3 Scalar quantization and rate-distortion optimization in the transform domain

Scalar quantization is efficient in the transform domain because the coefficients are decorrelated. The next logical step (after quantization) is the entropy coding of the quantization indexes. Here, depending on how the coefficients are quantized, we can trace different RD curves (all of them starting (and finising) in the same (rate, distortion) point). For example, if we compress each subband5 independently, we must find the quantization step sizes that select the same slope in the RD curve of each subband [4]. A RD curve is a discrete convex function where each line that connects adjacent RD points has a slope. In this context, given a target distortion or rate, the quantization step size used in each subband should generate the same slope.

4 Learned transforms

Using machine learning techniques (for example, with an artificial neural network), it is possible to build a machine-krafted transform, specifically tuned for some type of images, or at least, capable of determining specific features in the images. This technique receive the name of analysis–synthesis dictionary learning, linear autoencoders, or learned transform coding.

Potentially, learned-based image (and video) compressors are adaptive algorithms that can be more efficient than those in which the transforms are pre-defined.

5 2D-partitioning

Depending on the content of an image, it can be necessary to divide the image into 2D chunks (usually called tiles or blocks), and encode each chunk independently. In general:

  1. Tiles are used when the image is made up of very different areas (for example, with text and natural picture content). Tiles are usually rectangular but can have any size, and are usually defined attending to RD or perceptual issues (for example, text is not well compressed by lossy codecs).
  2. Blocks are smaller than tiles and, in most of cases, squared. The block partition can be adaptive and, in this case, should be found using RDO (Rate Distortion Optimization)6.

To-Do

  1. Learned Block Transform (LBT): As other transforms do, a neural network can learn to perform energy concentration. Implement a 3-layers autoencoder trained (using supervised learning) to maximize, for example7, the transform coding gain [5], for each different image to compress. The size (and shape) of the input layer and the output layer should the same, but configurable (typically between 4x4, 8x8 and 16x16). Notice that, the output of the neurons of the center layer should define the transform coefficients, that the (learned) weights of the connections between the input layer and the center layer should conform the forward transform matrix, and that the weights of the connections between the center layer and the output layer should define the inverse transform matrix.

6 Resources

  1. Usage of 2D-DWT in VCF.
  2. Usage of 2D-DCT in VCF.
  3. Image Compression with YCoCg + 2D-DCT.
  4. Learned data compression.
  5. Learned Image Compression (LIC) using auto-encoders.
  6. AutoencoderBlockCompression.ipynb.
  7. Companion Jupyter notebooks for the book “Deep Learning with Python” [1].

7 References

[1]   Francois Chollet. Deep learning with Python. Simon and Schuster, 2021.
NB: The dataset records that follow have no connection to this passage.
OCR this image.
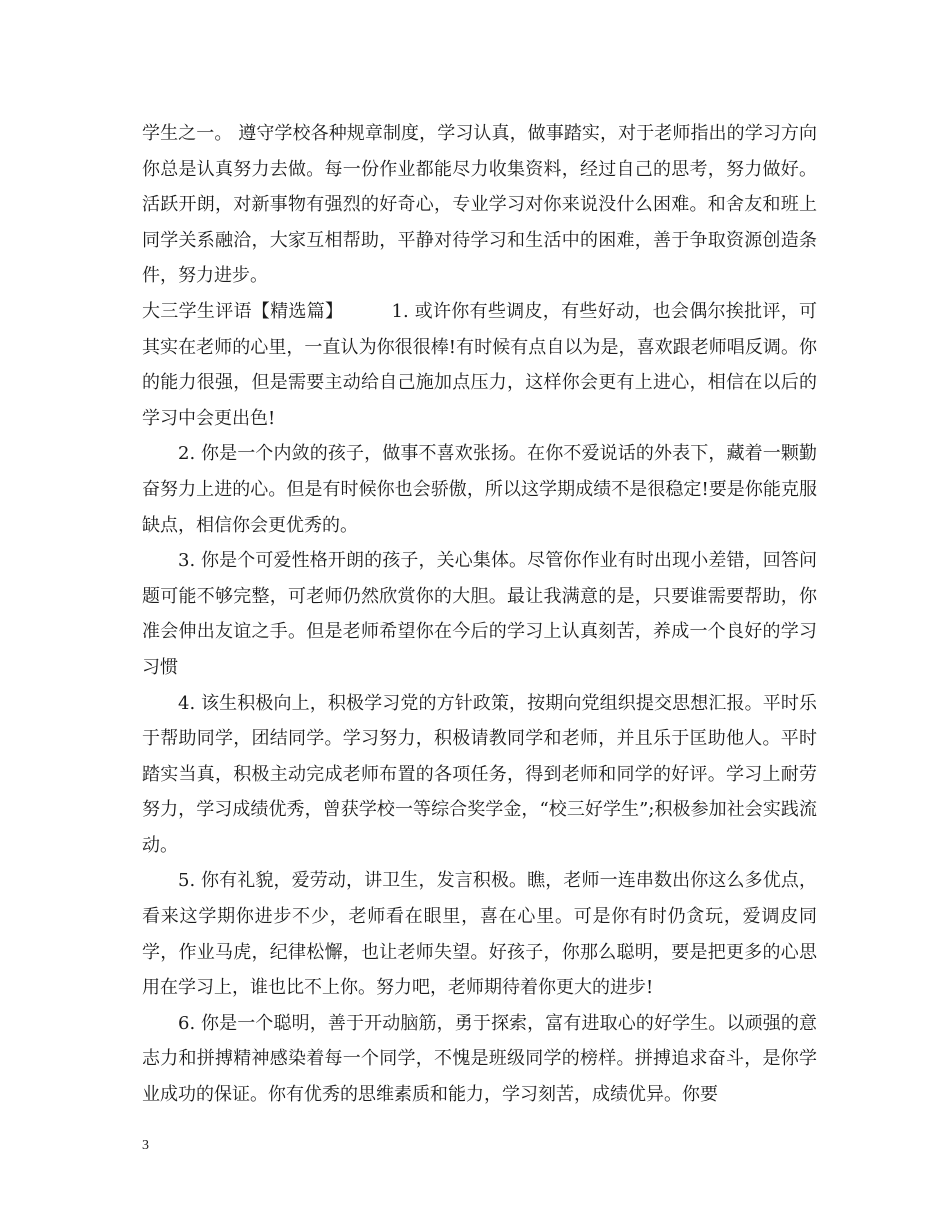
学生之一。 遵守学校各种规章制度，学习认真，做事踏实，对于老师指出的学习方向你总是认真努力去做。每一份作业都能尽力收集资料，经过自己的思考，努力做好。 活跃开朗，对新事物有强烈的好奇心，专业学习对你来说没什么困难。和舍友和班上同学关系融洽，大家互相帮助，平静对待学习和生活中的困难，善于争取资源创造条件，努力进步。

大三学生评语【精选篇】	1. 或许你有些调皮，有些好动，也会偶尔挨批评，可其实在老师的心里，一直认为你很很棒!有时候有点自以为是，喜欢跟老师唱反调。你的能力很强，但是需要主动给自己施加点压力，这样你会更有上进心，相信在以后的学习中会更出色!

2. 你是一个内敛的孩子，做事不喜欢张扬。在你不爱说话的外表下，藏着一颗勤奋努力上进的心。但是有时候你也会骄傲，所以这学期成绩不是很稳定!要是你能克服缺点，相信你会更优秀的。

3. 你是个可爱性格开朗的孩子，关心集体。尽管你作业有时出现小差错，回答问题可能不够完整，可老师仍然欣赏你的大胆。最让我满意的是，只要谁需要帮助，你准会伸出友谊之手。但是老师希望你在今后的学习上认真刻苦，养成一个良好的学习习惯

4. 该生积极向上，积极学习党的方针政策，按期向党组织提交思想汇报。平时乐于帮助同学，团结同学。学习努力，积极请教同学和老师，并且乐于匡助他人。平时踏实当真，积极主动完成老师布置的各项任务，得到老师和同学的好评。学习上耐劳努力，学习成绩优秀，曾获学校一等综合奖学金，“校三好学生”;积极参加社会实践流动。

5. 你有礼貌，爱劳动，讲卫生，发言积极。瞧，老师一连串数出你这么多优点，看来这学期你进步不少，老师看在眼里，喜在心里。可是你有时仍贪玩，爱调皮同学，作业马虎，纪律松懈，也让老师失望。好孩子，你那么聪明，要是把更多的心思用在学习上，谁也比不上你。努力吧，老师期待着你更大的进步!

6. 你是一个聪明，善于开动脑筋，勇于探索，富有进取心的好学生。以顽强的意志力和拼搏精神感染着每一个同学，不愧是班级同学的榜样。拼搏追求奋斗，是你学业成功的保证。你有优秀的思维素质和能力，学习刻苦，成绩优异。你要

3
[2]   V. González-Ruiz. The DCT (Discrete Cosine Transform).

[3]   V. González-Ruiz. The DWT (Discrete Wavelet Transform).

[4]   V. González-Ruiz. Information Theory.
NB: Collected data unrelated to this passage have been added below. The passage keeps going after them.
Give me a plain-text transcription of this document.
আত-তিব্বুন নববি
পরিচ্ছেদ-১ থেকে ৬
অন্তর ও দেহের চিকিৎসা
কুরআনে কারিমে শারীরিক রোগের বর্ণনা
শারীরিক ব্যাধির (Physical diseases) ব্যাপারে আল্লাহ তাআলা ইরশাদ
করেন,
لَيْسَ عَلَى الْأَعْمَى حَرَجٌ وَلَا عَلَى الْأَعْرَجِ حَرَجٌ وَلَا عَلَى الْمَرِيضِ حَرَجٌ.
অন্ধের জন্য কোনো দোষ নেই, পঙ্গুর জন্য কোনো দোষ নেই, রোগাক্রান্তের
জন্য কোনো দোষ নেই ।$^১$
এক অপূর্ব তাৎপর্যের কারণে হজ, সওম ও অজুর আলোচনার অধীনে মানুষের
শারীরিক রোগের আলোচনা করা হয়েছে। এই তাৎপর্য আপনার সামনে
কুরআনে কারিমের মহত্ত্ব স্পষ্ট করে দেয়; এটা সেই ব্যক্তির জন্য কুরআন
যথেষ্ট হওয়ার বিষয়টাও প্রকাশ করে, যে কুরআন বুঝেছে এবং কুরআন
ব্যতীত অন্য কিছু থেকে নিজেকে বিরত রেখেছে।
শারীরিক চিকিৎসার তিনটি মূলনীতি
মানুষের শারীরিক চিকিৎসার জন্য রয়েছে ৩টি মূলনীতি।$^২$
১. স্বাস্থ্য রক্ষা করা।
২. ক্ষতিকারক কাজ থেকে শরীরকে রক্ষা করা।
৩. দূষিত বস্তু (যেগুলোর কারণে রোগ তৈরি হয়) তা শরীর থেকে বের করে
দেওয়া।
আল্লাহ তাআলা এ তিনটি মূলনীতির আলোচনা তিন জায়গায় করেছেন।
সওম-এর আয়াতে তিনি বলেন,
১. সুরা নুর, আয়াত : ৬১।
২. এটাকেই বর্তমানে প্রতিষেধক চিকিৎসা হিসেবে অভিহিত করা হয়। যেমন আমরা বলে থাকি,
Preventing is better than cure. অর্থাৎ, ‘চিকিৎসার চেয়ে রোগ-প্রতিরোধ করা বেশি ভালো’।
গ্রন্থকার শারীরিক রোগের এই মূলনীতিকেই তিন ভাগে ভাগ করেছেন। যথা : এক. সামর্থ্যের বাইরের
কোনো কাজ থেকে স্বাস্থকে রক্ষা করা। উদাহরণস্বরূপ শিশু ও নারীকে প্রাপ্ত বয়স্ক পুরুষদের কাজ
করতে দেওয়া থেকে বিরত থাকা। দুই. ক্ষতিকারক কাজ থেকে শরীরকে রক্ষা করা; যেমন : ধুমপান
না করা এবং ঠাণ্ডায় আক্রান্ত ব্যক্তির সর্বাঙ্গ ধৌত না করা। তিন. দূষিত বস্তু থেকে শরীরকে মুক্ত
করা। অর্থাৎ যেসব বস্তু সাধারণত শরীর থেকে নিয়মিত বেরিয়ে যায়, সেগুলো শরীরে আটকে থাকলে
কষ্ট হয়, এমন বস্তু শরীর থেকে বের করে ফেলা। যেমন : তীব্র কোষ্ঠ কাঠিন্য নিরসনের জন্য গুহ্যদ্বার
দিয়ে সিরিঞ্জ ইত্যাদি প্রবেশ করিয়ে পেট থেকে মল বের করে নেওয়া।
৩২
[5]   K. Sayood. Introduction to Data Compression (Slides). Morgan Kaufmann, 2017.

1We will see this with more detail later in this course.
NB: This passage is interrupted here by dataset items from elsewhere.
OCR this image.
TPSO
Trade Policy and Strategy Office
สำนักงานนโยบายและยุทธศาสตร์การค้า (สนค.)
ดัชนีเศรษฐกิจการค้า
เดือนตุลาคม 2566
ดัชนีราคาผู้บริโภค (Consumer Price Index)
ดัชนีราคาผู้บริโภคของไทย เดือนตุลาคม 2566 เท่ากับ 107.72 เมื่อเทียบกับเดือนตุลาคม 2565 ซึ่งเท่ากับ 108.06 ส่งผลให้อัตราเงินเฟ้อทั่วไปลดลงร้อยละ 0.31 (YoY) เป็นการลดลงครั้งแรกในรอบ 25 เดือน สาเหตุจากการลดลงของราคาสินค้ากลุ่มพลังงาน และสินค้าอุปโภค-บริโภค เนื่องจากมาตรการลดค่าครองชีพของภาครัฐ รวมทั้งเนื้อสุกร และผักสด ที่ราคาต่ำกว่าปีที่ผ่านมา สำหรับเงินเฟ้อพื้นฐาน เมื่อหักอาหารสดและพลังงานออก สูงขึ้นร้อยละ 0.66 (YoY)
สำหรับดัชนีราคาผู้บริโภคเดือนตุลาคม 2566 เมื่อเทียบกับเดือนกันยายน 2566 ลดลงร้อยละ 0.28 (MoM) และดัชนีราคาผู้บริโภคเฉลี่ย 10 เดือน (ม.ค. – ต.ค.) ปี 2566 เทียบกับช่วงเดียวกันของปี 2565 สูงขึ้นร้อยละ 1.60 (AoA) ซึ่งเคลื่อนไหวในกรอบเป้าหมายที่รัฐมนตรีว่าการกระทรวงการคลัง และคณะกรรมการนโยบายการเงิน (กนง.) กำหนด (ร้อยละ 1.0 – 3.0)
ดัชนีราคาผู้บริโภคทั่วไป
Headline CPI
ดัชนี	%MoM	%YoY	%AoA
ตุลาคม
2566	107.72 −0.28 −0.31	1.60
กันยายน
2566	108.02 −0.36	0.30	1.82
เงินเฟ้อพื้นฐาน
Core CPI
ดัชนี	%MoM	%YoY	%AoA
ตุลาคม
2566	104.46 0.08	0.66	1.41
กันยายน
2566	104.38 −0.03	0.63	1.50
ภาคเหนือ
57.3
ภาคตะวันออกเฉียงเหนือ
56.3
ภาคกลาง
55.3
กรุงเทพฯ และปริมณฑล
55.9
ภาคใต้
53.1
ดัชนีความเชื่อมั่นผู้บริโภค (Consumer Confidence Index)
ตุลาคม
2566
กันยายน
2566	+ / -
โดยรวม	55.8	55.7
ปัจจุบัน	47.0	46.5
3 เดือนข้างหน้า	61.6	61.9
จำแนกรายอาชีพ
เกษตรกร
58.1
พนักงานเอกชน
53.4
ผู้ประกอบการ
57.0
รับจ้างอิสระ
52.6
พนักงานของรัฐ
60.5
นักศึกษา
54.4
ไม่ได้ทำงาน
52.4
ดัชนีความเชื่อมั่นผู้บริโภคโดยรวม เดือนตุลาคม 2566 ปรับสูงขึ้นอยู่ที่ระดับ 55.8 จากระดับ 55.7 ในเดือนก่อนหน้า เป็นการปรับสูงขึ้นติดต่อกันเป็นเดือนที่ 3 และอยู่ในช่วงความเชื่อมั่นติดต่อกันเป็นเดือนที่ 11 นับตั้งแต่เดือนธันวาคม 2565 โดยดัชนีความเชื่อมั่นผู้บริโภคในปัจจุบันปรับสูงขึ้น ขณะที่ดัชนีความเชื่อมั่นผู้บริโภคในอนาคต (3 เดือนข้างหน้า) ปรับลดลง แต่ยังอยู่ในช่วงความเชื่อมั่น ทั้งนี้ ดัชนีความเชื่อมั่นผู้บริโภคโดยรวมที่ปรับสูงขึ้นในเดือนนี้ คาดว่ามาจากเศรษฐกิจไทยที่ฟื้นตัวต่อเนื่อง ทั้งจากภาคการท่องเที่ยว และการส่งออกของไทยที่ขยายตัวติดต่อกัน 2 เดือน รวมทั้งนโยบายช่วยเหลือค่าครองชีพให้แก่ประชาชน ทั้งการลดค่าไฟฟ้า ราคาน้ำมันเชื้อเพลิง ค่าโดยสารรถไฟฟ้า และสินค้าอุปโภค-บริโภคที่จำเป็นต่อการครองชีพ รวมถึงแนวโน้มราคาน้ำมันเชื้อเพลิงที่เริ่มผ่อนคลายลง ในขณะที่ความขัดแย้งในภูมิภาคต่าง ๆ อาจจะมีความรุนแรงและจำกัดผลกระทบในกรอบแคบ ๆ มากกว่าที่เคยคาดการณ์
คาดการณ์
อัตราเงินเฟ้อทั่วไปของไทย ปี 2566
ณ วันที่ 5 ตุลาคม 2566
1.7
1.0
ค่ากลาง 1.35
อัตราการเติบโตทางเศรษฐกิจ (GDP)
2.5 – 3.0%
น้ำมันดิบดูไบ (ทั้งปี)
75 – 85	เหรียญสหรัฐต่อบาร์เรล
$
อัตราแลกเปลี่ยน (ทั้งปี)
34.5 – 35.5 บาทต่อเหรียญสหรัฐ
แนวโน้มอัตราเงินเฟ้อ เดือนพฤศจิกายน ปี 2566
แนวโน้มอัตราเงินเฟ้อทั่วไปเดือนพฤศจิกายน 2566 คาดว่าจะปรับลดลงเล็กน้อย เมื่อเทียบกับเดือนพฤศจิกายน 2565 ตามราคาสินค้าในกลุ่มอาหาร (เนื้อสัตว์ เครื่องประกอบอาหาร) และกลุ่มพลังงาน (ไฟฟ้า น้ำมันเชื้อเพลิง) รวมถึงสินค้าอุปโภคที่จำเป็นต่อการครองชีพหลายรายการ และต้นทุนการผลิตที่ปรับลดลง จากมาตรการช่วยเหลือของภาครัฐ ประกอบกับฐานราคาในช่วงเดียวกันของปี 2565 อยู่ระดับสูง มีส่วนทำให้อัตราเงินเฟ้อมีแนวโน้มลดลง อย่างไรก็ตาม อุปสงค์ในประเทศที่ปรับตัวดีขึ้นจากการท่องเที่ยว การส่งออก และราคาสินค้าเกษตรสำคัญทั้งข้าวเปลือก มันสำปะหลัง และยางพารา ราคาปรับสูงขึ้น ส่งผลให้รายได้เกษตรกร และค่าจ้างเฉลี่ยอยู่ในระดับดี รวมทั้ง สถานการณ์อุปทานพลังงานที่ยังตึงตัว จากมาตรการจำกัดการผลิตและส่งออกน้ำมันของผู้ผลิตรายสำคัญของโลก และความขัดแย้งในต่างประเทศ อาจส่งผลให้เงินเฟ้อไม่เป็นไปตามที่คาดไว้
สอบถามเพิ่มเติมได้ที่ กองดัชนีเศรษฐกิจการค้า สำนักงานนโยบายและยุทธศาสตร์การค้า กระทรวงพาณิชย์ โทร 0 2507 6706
2That depends on the position of the coefficient in the transformed domain.

3When the entropy is decreased while the information is preserved, this usually means that an entropy encoding algorithm will perform better.

4Quantization is a discrete operation constrained by the number of bits used to represent the quantization indexes. When the dynamic range of a signal is high, this makes possible to use more quantization levels and therefore, a higher number of available RD points.

5In the case of a spatial transform, a subband is form by all the coefficients that describe the same frequency components in different areas or resolutions (when available) of the image.

6If no other more important requirement exists, such as multiresolution.

7The function to optimize during the training of the network can be any, as long as such function increases the sparsity of the transform coefficients.